Life on the Lagoons, which deals with the history and topography of the watery area around the city of Venice, is the first book by the Scottish historian Horatio Brown.
The first edition was published in London in 1884, a revised second edition appeared ten years later in 1894, and there were further editions in 1900, 1904, and 1909.
The book was republished as a paperback in 2008.[1]
Brown begins by setting out the natural topography of the lagoons, then their history from the year 452. He goes on to describe the human and animal life to be seen in and around the lagoons in his own day,[2] based on his excursions, sometimes with his friend John Addington Symonds, in a sandolo called Fisole, which had orange sails decorated with a fleur-de-lis.[3]
The book is dedicated "To my Gondolier, ANTONIO SALIN, my constant companion in Venice and Venetia".[4]

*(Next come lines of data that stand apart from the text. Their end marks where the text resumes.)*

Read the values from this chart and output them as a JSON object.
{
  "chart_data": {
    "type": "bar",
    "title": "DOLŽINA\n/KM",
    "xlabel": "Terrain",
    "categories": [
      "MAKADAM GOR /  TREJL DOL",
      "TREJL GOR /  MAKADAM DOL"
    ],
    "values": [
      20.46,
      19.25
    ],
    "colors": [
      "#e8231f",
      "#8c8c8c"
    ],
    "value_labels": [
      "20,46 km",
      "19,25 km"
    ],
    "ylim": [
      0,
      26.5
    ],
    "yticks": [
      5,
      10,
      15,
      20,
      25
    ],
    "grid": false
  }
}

The chapter-headings of the second edition are: The Lagoons : their Nature and their History; The Gondola; The Traghetti; A Gondolier's Bank; Floods in the City; The Casa degli Spiriti; Sant' Elena; Osele; Sails and Sailmaking; A Vision of La Sensa; Processions; San Nicolo del Lido; The Doves of Saint Mark; The Ducal Palace; All Souls; The Madonna della Salute; Home Life; Popular Beliefs; Popular Poetry; A Regatta and its Sequel; and Mi Chiama il Mare.[4]

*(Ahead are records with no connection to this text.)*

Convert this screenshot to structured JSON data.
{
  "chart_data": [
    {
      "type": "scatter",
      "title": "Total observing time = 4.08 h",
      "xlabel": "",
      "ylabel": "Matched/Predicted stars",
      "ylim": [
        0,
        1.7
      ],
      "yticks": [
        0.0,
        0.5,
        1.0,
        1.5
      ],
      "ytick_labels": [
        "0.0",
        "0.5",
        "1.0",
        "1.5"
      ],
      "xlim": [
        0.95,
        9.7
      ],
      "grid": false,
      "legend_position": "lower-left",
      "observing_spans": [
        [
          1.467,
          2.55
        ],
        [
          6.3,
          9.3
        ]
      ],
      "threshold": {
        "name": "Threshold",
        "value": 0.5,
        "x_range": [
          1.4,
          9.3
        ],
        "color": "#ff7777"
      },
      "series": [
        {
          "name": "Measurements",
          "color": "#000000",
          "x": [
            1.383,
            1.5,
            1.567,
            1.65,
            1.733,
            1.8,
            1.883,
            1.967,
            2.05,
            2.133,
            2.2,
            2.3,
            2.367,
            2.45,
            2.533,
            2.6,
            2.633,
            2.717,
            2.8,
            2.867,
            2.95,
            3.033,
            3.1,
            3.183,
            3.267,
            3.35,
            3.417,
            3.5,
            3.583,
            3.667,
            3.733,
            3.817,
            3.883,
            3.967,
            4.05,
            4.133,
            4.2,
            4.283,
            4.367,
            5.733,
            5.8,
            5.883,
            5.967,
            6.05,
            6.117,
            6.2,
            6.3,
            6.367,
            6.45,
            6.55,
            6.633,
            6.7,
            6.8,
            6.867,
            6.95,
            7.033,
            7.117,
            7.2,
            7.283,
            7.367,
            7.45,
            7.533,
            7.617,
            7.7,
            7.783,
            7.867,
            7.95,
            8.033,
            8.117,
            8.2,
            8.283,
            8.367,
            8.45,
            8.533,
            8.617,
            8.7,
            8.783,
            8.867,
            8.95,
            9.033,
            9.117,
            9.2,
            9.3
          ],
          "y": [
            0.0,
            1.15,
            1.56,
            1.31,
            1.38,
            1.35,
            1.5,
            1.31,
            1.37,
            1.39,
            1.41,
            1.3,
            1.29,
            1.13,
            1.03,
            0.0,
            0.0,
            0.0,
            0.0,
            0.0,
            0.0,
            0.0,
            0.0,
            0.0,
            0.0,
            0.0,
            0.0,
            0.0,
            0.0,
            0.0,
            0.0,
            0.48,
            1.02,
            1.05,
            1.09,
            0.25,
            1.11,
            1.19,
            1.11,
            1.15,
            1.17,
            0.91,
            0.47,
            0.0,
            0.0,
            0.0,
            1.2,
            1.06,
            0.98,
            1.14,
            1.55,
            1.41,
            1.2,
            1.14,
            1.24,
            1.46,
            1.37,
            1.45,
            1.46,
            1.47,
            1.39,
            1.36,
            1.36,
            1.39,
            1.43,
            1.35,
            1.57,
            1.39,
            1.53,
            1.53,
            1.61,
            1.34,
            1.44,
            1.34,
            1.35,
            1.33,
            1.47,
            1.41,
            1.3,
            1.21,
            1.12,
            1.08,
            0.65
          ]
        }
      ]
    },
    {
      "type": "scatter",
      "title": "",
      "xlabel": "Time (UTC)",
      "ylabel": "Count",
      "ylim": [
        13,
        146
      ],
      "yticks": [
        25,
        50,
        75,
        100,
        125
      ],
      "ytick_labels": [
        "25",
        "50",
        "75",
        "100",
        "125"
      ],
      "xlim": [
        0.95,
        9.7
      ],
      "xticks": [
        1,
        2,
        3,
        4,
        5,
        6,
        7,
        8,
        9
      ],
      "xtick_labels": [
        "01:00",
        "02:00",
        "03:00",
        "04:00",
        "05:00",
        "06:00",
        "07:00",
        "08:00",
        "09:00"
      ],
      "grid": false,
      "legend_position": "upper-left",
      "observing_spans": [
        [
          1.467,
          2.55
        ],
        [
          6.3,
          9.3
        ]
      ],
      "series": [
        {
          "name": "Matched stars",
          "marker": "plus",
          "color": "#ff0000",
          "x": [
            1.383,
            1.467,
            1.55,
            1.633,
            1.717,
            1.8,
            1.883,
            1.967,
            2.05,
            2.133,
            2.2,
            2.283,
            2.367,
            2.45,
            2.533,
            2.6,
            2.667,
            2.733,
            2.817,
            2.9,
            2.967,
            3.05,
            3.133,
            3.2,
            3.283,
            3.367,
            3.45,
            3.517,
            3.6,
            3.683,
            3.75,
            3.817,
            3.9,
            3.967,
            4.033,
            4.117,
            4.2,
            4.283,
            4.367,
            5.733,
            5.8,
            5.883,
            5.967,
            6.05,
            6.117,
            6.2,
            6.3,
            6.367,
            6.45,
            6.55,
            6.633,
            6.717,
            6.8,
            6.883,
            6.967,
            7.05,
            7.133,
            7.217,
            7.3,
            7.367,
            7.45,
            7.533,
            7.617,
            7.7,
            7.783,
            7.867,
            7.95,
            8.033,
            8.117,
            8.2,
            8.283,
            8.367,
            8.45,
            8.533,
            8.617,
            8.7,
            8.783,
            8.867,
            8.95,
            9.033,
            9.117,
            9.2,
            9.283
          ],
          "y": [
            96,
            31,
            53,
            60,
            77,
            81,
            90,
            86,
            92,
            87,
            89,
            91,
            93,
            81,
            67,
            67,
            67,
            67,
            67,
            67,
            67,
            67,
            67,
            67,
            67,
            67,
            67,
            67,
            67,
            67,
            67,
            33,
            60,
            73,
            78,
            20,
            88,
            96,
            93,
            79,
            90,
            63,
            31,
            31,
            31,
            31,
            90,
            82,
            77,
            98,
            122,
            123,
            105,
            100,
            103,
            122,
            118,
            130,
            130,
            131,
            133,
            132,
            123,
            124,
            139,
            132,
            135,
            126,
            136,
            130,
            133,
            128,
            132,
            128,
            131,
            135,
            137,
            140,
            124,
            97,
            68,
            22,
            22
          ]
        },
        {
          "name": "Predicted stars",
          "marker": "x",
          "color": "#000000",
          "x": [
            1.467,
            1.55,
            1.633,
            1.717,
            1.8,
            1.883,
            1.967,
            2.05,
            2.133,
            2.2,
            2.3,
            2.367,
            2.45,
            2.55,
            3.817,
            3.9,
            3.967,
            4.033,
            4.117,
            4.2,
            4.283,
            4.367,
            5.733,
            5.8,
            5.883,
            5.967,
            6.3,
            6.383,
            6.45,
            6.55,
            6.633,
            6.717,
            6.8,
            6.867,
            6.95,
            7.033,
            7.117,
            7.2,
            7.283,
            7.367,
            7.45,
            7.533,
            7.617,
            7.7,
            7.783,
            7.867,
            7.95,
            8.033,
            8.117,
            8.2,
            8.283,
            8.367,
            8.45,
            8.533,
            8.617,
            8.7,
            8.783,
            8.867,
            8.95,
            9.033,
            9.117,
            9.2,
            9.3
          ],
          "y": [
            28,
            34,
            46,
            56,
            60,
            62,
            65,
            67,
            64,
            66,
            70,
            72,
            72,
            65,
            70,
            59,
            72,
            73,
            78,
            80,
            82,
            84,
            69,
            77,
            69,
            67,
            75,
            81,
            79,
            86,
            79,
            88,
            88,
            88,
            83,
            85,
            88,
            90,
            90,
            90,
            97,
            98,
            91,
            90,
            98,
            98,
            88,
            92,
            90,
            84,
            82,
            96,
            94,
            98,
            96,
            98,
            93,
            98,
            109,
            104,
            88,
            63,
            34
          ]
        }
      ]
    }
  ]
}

Horatio Brown met Robert Louis Stevenson in 1881 at Davos, Switzerland, through their mutual friend John Addington Symonds. Stevenson took a liking to Brown and later sent him a copy of William Penn's Fruits of Solitude.[5] Stevenson read Life on the Lagoons and wrote the poem "To H. F. Brown" to celebrate the book.[6]

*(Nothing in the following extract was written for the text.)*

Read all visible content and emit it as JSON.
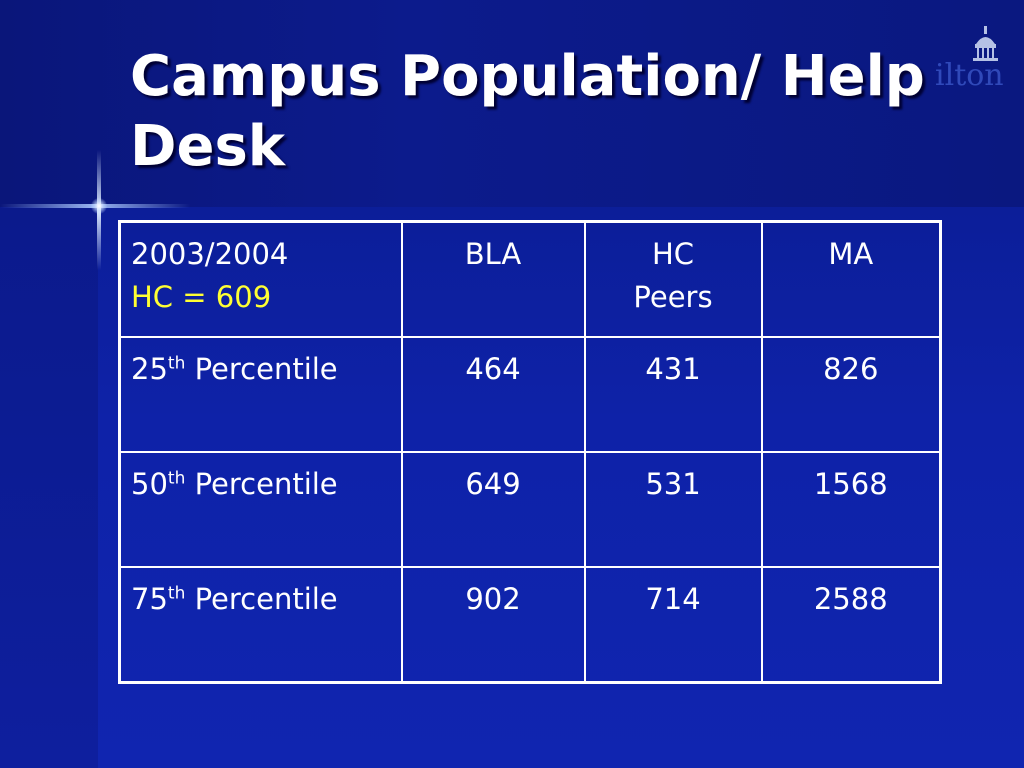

The British Quarterly Review said of the first edition in 1884:
Mr. Brown is another illustration of the fascinating spell wherewith Venice enthrals all who fairly come within her influence. He has, too, found what, after all that has been written about Venice, one would have said was impossible, a distinct and unhackneyed form of Venetian life and exposition. The lagoons make up so large a portion of the life of the people, and the workers therein are necessarily so distinct, that in describing them Mr. Brown largely describes Venice. We advise readers to skip the proem, which is a rhapsody...[8]
The Literary World said in 1894 of the second edition:
It is some time since we have had a book on Venice—that most tempting theme to European travel writers—and therefore there is a vacancy for Mr. Horatio F. Brown to fill with a second edition, revised... The formation of the lagoons is described in a most instructive, scientific chapter, and the story of Venice as a state and city is traced therein from the foundation down to the present time...[9]
Charles Dudley Warner, in A Library of the World's Best Literature (1896) says:
Beginning where Nature began to hint at Venice, Mr Brown describes the peculiar topography of the region... When the reader knows the natural geography of Venice as if he had seen it, he may pass on and behold what man has done with the site since the year 452... a concise sketch of the history of Venice, from its early beginnings to the end of the Republic... These preliminaries gone through, he is free to play in the Venice of to-day. He may behold it all, from the palace of the Doges to the painted sails of the bragozzi. The fishing boats, the gondolas, the ferries, the churches, the fisheries, the floods, the islands across the lagoon, the pictures, the palaces, the processions and regattas, and saints' days, all have their chapters in this "spirited and happy book", as Stevenson called it.[2]